03 August 2020, The Tablet

Fears grow that Hong Kong crackdown will spread



Fears grow that Hong Kong crackdown will spread

A protester is detained by police during shopping mall protests in Yuen Long, Hong Kong, July 21
Tommy Walker/NurPhoto/PA Images

The political upheavals in Hong Kong are being viewed with extreme concern in Macao, according to an Austrian Divine Word Missionary based in the territory.

Fr Franz Gassner, the dean of the faculty for religious sciences and philosophy at St Joseph’s University in Macao, said in an interview with Kathpress that people were fearful that they would lose their special rights in the way that recent security moves by the Communist Party in Beijing had taken away the rights of the people of Hong Kong. 

After having been a Portuguese colony for 500 years, Macao was given back to China in 1999 and became a semi-autonomous region based on the “one country – two systems” principle. Politically it belonged to China, but it had a “quasi European constitution” which was “unique” and “very different indeed” from the Chinese system, Gassner pointed out.

“At the moment we still have the precious assets of religious freedom and freedom of speech. Macao is an island of religious freedom. We are allowed to have Catholic processions, which is not allowed in mainland China and that is only a stone’s throw away. And we even have a police band playing in our Catholic processions,” Gassner said. Religion was dealt with in a “rather casual way” and churches, educational institutions and universities were highly regarded. 

The Catholic Church was held in especially high esteem in Macao although only five per cent of the population was Catholic, Gassner said. Forty per cent of the children in Macao went to Catholic schools despite the fact that very few of them were even Christian. And every year between 200 and 300 adults applied to be received into the Church in Macao’s eight Catholic parishes. 

What was even more worrying than the present political conflicts in nearby Hong Kong, was the possibility of “technical control” – both in China and Macao, Gassner said. There was a “new danger” of totalitarianism with surveillance cameras proliferating.

Today, there was a growing interest in religious and ethical subjects in the People’s Republic of China, he said, which was sometimes “open” and sometimes “hidden”. It was important to engage in dialogue, in which “a great deal of patience and an understanding of colonial history” were equally necessary.

Meanwhile a leading voice in Christian Solidarity Worldwide and the founder of Hong Kong Watch has said he confused about “how badly wrong” Pope Francis has been in his handling of China. 

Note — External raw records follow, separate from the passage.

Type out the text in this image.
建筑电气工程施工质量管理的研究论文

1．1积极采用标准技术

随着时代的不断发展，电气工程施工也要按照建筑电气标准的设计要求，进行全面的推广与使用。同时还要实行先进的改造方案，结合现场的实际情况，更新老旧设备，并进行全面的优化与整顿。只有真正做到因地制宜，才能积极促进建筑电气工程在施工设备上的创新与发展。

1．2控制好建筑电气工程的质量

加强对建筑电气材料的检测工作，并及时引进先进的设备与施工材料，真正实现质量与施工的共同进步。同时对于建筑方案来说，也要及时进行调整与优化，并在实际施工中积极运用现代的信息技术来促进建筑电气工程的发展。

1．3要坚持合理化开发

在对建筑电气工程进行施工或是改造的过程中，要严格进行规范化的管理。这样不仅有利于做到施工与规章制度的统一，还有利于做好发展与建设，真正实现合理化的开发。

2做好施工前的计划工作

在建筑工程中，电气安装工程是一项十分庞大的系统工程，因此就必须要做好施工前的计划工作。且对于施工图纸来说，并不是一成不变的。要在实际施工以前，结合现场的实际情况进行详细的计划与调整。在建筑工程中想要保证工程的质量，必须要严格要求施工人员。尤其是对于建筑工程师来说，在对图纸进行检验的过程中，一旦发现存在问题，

Benedict Rogers, a Catholic convert and CSW’s East Asia team leader, writing in “Foreign Policy” magazine, cited public figures such as Marie van der Zyl, president of the Board of Deputies of British Jews, who last month wrote a letter to the Chinese ambassador in London comparing the situation of Uighur Muslims in China to the Holocaust.

She said are similarities between what is reportedly happening to the Uighurs and what happened in Nazi Germany: “People being forcibly loaded on to trains; beards of religious men being trimmed; women being sterilised; and the grim spectre of concentration camps.”

In his piece, Rogers noted that so far, no major Muslim authority has come out in condemnation of the Uighur situation, nor has Archbishop Justin Welby of Canterbury, as “first among equals” of the primates of the Anglican Communion. However, of all these, Rogers said “it is Francis’s silence that shocks” the most, as he is normally outspoken on behalf of the oppressed.

Pope Francis has repeatedly advocated for an end to conflicts in Syria, Yemen, Ukraine, Nigeria, and elsewhere, yet in all his appeals, China has been absent, despite increased attention over the Uighurs, the imposition of the new security law in Hong Kong, and ongoing harassment of Catholic and other Christian clergy.

China has also come under fire in recent months for its record on human trafficking, particularly the trafficking of brides.

In its 2020 Trafficking in Persons report, the US State Department placed China on Tier Three, its category of most concern, alongside South Sudan, North Korea, Syria, Afghanistan, Eritrea, Nicaragua and Venezuela, among others.

Women’s rights activist Reggie Littlejohn, who founded the Women’s Rights Without Frontiers organisation called the statistics on sexual slavery in China “heartbreaking”.

She said: “Baby girls have been selectively aborted, abandoned, and medically neglected. The resulting collapse in the marriage market is perhaps the reason the Chinese government turns a blind eye to sex trafficking – and in some instances, even facilitates it.”

In his article, Rogers linked Pope Francis’s silence on China to the 2018 agreement between the Vatican and Beijing on the appointment of bishops, the renewal of which is currently being negotiated.

Meanwhile Bitter Winter magazine reported on 30 July that the Chinese Communist Party is offering monetary rewards to those who report the presence of home churches in their communities. Rewards in the “incentive” programme have swelled to up to 100,000 RMB ($14,000), the magazine said.